Электронная библиотека книг » Йозеф Шкворецкий » Необъяснимая история » Текст книги (страница 5)
Необъяснимая история
  • Текст добавлен: 15 сентября 2016, 02:39

Текст книги "Необъяснимая история"


Автор книги: Йозеф Шкворецкий



сообщить о нарушении

Текущая страница: 5 (всего у книги 8 страниц)

В тексте содержится несколько указаний на заступничество Прокулеи перед Флаком. Этот военачальник, который позднее стал наместником Сирии, был близким другом как Овидия (поэт обращается к нему в «Письмах с Понта» Книга I.10), так и императора Тиберия. Флака и императора объединяли любовь к вину и предосудительные сексуальные пристрастия. На деле есть указания на то, что его назначение в Сирию было не столько наградой за бранные подвиги, сколько услугой другу, который проводил многие часы с императором, участвуя в попойках и педерастии.

Более того, обычно считается, что Тиберий настолько ненавидел свою мать Ливию, что, когда сенат предложил посмертно обожествить ее и воздвигнуть в ее память арку, он отклонил оба предложения. После кончины Августа, который (вероятно, благодаря жене) оставался в отношении Овидия непреклонен, для Прокулеи было бы только разумно просить о заступничестве Поппея. Тогда, если предположить, что, позволяя Овидию переехать в Виндобону – место, которое уже из военного лагеря превратилось в город с бурной общественной жизнью и до некоторой степени еще и центр культуры, – Поппей действовал с молчаливого согласия Тиберия, кажется самоочевидным, что разрешение было дано с тем условием, что Овидий «утонет» и возьмет себе новое имя. Отсюда его трансформация из Овидия в Помпония Пинната и из создателя «Метаморфоз» в автора скандальной комедии.

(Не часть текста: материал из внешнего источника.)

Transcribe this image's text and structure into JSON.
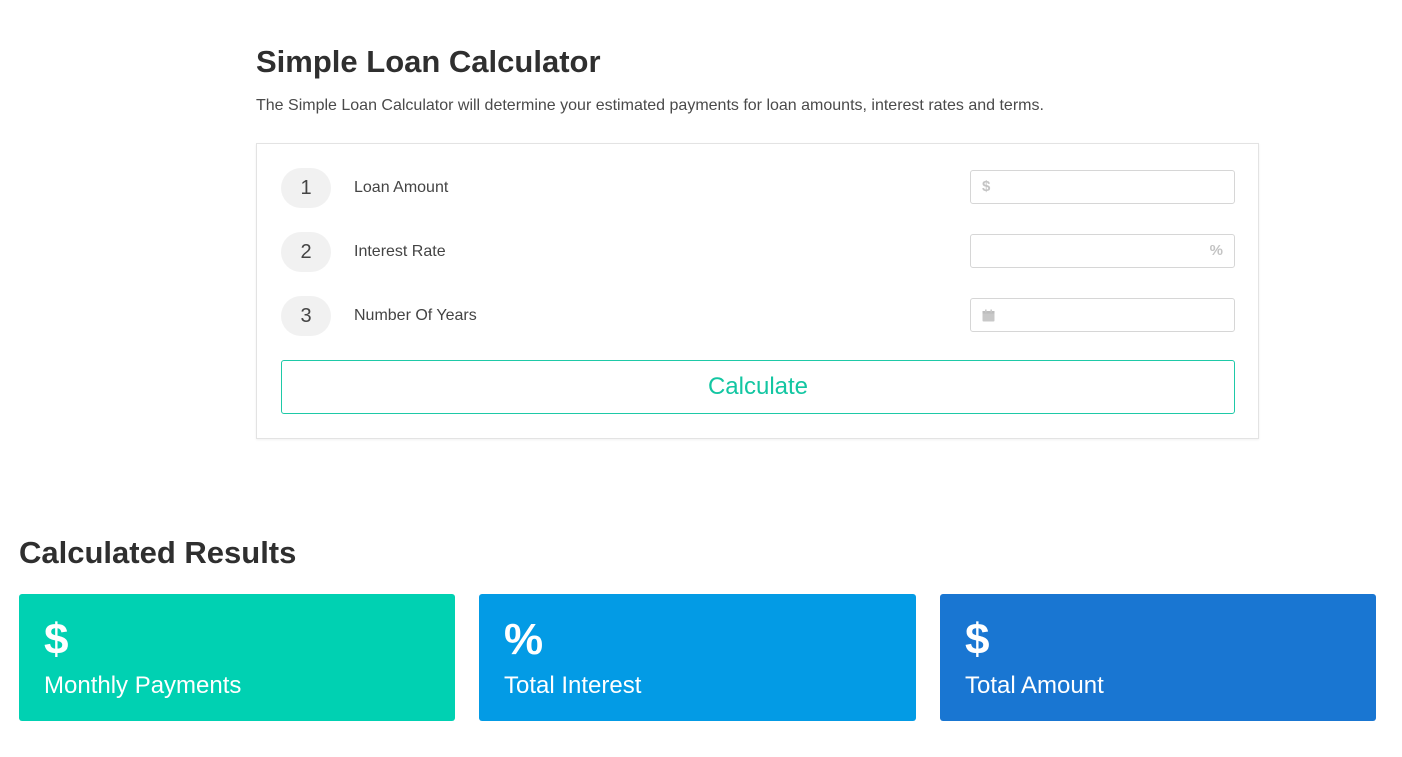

Мухой в благовонных притираниях поэта, так сказать, оставался его давний враг Марк Весаний, неожиданно объявившийся в Виндобоне (Св. IV, Фр. 6) и посетивший представление комедии Овидия (Св. IV, Фр. 7). Именно это и заставило его покинуть Виндобону.

Где он нашел убежище?

Сохранившиеся фрагменты дают лишь обрывочные указания на его дальнейшую жизнь. Наместник Поппей, официально объявивший о смерти Овидия, который якобы утонул в Томах, как будто также помог ему бежать из Виндобоны в обществе Квеста и Агриколы. В тексте упоминаются два написанных Поппеем письма: одно Тиберию, другое – Кунобелину.

Первое, вероятно, содержало доклад Поппея императору о том, что беспокойный поэт, пока скрывался в Виндобоне, совершил новые и опасные «оплошности». Соответственно, его высылка отсюда стала настоятельной необходимостью. «Утопление» и «воскресение» были, по всей видимости, негласно санкционированы Тиберием (см. Св. V, Фр. 1: «В конце концов, Тиберий же согласился»).

Но куда его послали?

Следы его нам дает упоминание второго письма, Кунобелину. Кунобелин (шекспировский Цимбелин) был «царем Британии» (rex Britannorum, как называет его Светоний), введшим римские нравы в не оккупированную еще саксами Англию. Например, он чеканил монету с собственным портретом; но важнее другое – он пытался насадить при своем дворе обычаи Рима. Это понятно, так как, согласно написанной в шестнадцатом веке «Истории Англии» Голиншеда, Кунобелин (или, в написании Голиншеда, Кимбелин) «был воспитан в Риме и здесь возведен в рыцари Августом Цезарем, под знаменем которого сражался в войнах и был в таком у него почете, что волен был платить дань или нет, как пожелает». В его правление процветала обширная торговля с римскими гарнизонами в Германии и Галлии: покупая предметы роскоши из Рима, Кунобелин продавал зерно, шкуры и железо, в котором армия нуждалась превыше всего, но также золото, серебро, рабов и охотничьих собак.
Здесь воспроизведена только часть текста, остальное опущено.